Neither Vitale nor Byrd-Bennett were available for comment.
Joel Hood, a spokesman for CPS, on Monday said he was aware of no alteration to the plan to overhaul the school.
"The turnaround is still going on. Nothing has changed about that," Hood told DNAinfo Chicago. "Dr. Byrd-Bennett met with parents last week and she said it was a productive meeting."
When a turnaround occurs, all employees, including the principal, must reapply for their jobs, and the Academy of Urban School Leadership handles management of the school.
Hood added that if anything has changed since Byrd-Bennett met with Gresham parents, "I am not aware of it."
Baux declined comment.
The meeting last Tuesday at Gresham between parents, Gresham Principal Diedrus Brown, Byrd-Bennett and Vitale came at the request of Mayor Rahm Emanuel.
In a statement to the parents group, Emanuel said he instructed "top leadership at Chicago Public Schools to meet with you as soon as possible."
However, Brown said while she is sure Byrd-Bennett heard the concerns of the parents, "I am not sure if she was listening. You know there is a difference between listening and hearing."
And as far as Vitale, Brown said he seldom gave parents any eye contact during the June 3 meeting.
"He did not have anything to say but then again he has not been a man of many words since this whole turnaround process began," Brown said
Jonathan Jackson, a spokesman for the nonprofit Rainbow PUSH Coalition and a business professor at Chicago State University, was the commencement speaker for school's graduation. He said PUSH supports a possible lawsuit against CPS stemming from Gresham becoming a turnaround that the National Association for the Advancement of Colored People recently announced.
Anthony, a former employee of the Chicago Urban League, sent a letter dated June 5 to Andrea Zopp, president and CEO of the urban league, asking her to meet with the parents' group. Zopp voted for the turnaround as a Chicago School Board member.
Zopp said while she did receive the letter she was unable to meet with the parents' group the next day as they requested.
"[While] I am happy to meet with them I am getting ready to take a group of students to China and won't be able to meet with them over the next two weeks," she said. "The board voted April 23 to turn around Gresham and I had not heard from the group until now."
She added that she voted for the turnaround plan based on the information Byrd-Bennett presented to the school board.
But Brown said it's time for Zopp to make an independent decision about the school without influences from CPS.
"Andrea Zopp should step up to the plate and stand for what the urban league is all about and that's fairness and equality for all," Brown said.
With two years left on her contract and the school year ending Friday for students, Brown said she has not decided what she would do next if the turnaround plan goes forward.
"God orders my steps, not me," she said.
But one person who does know what she will be doing this fall is Demaria Dickerson, 13, who graduated Monday from Gresham.

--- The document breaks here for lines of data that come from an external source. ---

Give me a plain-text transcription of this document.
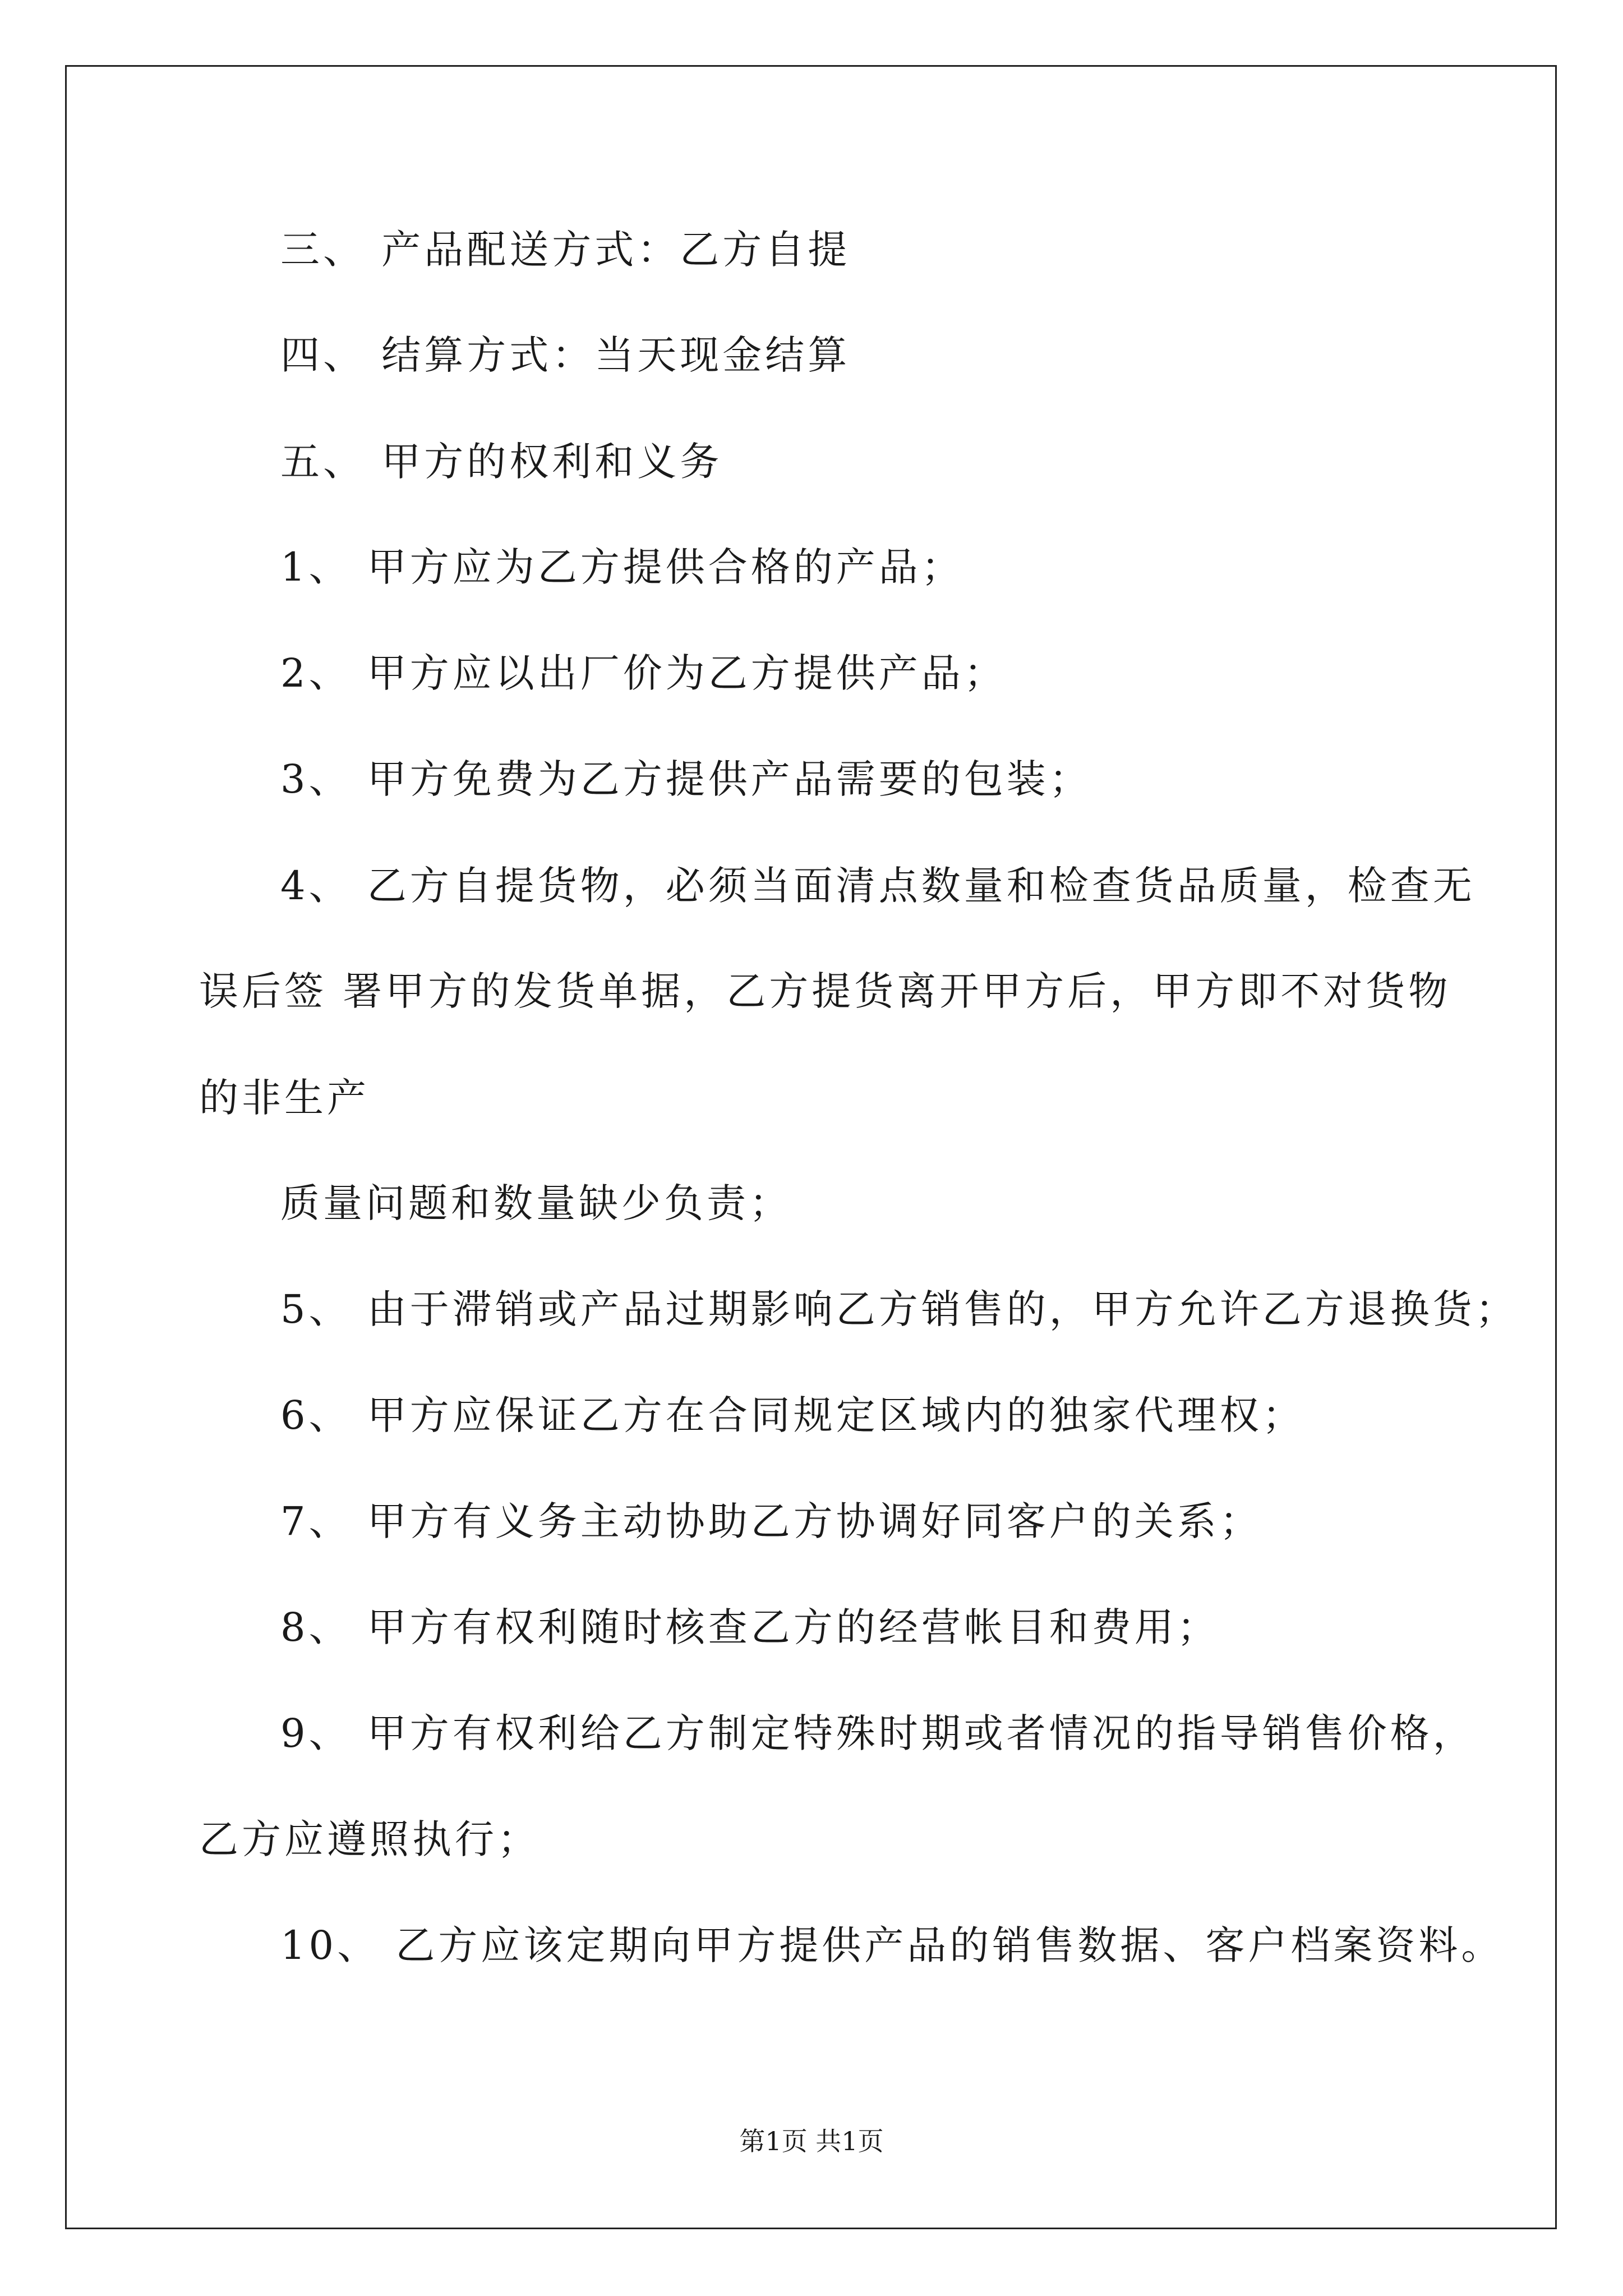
三、 产品配送方式：乙方自提

四、 结算方式：当天现金结算

五、 甲方的权利和义务

1、 甲方应为乙方提供合格的产品；

2、 甲方应以出厂价为乙方提供产品；

3、 甲方免费为乙方提供产品需要的包装；

4、 乙方自提货物，必须当面清点数量和检查货品质量，检查无

误后签 署甲方的发货单据，乙方提货离开甲方后，甲方即不对货物

的非生产

质量问题和数量缺少负责；

5、 由于滞销或产品过期影响乙方销售的，甲方允许乙方退换货；

6、 甲方应保证乙方在合同规定区域内的独家代理权；

7、 甲方有义务主动协助乙方协调好同客户的关系；

8、 甲方有权利随时核查乙方的经营帐目和费用；

9、 甲方有权利给乙方制定特殊时期或者情况的指导销售价格，

乙方应遵照执行；

10、 乙方应该定期向甲方提供产品的销售数据、客户档案资料。

第1页 共1页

"I will be going to Morgan Park High School. My two sisters graduated from Gresham and they are both in college doing well and I plan to follow in their footsteps," said Dickerson, whose father William Dickerson is the Local School Council president at Gresham. "I have been at Gresham since pre-kindergarten and I learned a lot from my teachers. It would be a shame to see them all gone next year."